Perfectly-timed, and framed: the pair of bulls and their jockey are conspicuously centrally sets, bursting from a crescent-shaped, mirey, explosion. It arrests the viewer’s attention and communicates brilliantly the dynamism of the scene, rendering the viewer feeling that they are present, and demonstrating why the event has been dubbed ‘the muddiest race in the world’.
10. “The Effects of global warming”, Rajshahi, Bangladesh – Sharwar Apo
The climate crisis has been well-documented by photographers in recent years, but few single images capture its malevolence quite so effectively as this transcription of a dried-up river in Rajshahi, Bangladesh.
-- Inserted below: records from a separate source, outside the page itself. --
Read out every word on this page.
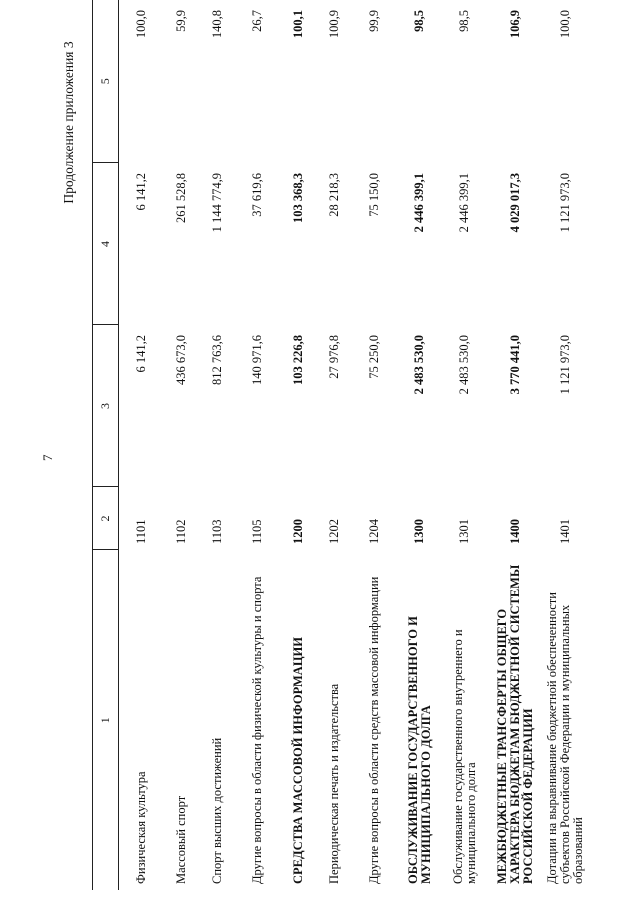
7
Продолжение приложения 3
1	2	3	4	5
Физическая культура	1101	6 141,2	6 141,2	100,0
Массовый спорт	1102	436 673,0	261 528,8	59,9
Спорт высших достижений	1103	812 763,6	1 144 774,9	140,8
Другие вопросы в области физической культуры и спорта	1105	140 971,6	37 619,6	26,7
СРЕДСТВА МАССОВОЙ ИНФОРМАЦИИ	1200	103 226,8	103 368,3	100,1
Периодическая печать и издательства	1202	27 976,8	28 218,3	100,9
Другие вопросы в области средств массовой информации	1204	75 250,0	75 150,0	99,9
ОБСЛУЖИВАНИЕ ГОСУДАРСТВЕННОГО И МУНИЦИПАЛЬНОГО ДОЛГА	1300	2 483 530,0	2 446 399,1	98,5
Обслуживание государственного внутреннего и муниципального долга	1301	2 483 530,0	2 446 399,1	98,5
МЕЖБЮДЖЕТНЫЕ ТРАНСФЕРТЫ ОБЩЕГО ХАРАКТЕРА БЮДЖЕТАМ БЮДЖЕТНОЙ СИСТЕМЫ РОССИЙСКОЙ ФЕДЕРАЦИИ	1400	3 770 441,0	4 029 017,3	106,9
Дотации на выравнивание бюджетной обеспеченности субъектов Российской Федерации и муниципальных образований	1401	1 121 973,0	1 121 973,0	100,0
Between November and March, the region is, in the artist’s own words, akin to a ‘valley of death’, a desolate wasteland devoid of drinking water and crops.
The unelevated viewpoint emphasizes the desiccated landscape and its otherworldly textures, whilst both the bridge and the solitary figure, bowed by the weight of his agricultural tool, seem almost incongruous in such obviously barren surrounds. It is a sobering image that serves as a stark reminder of the need for immediate action.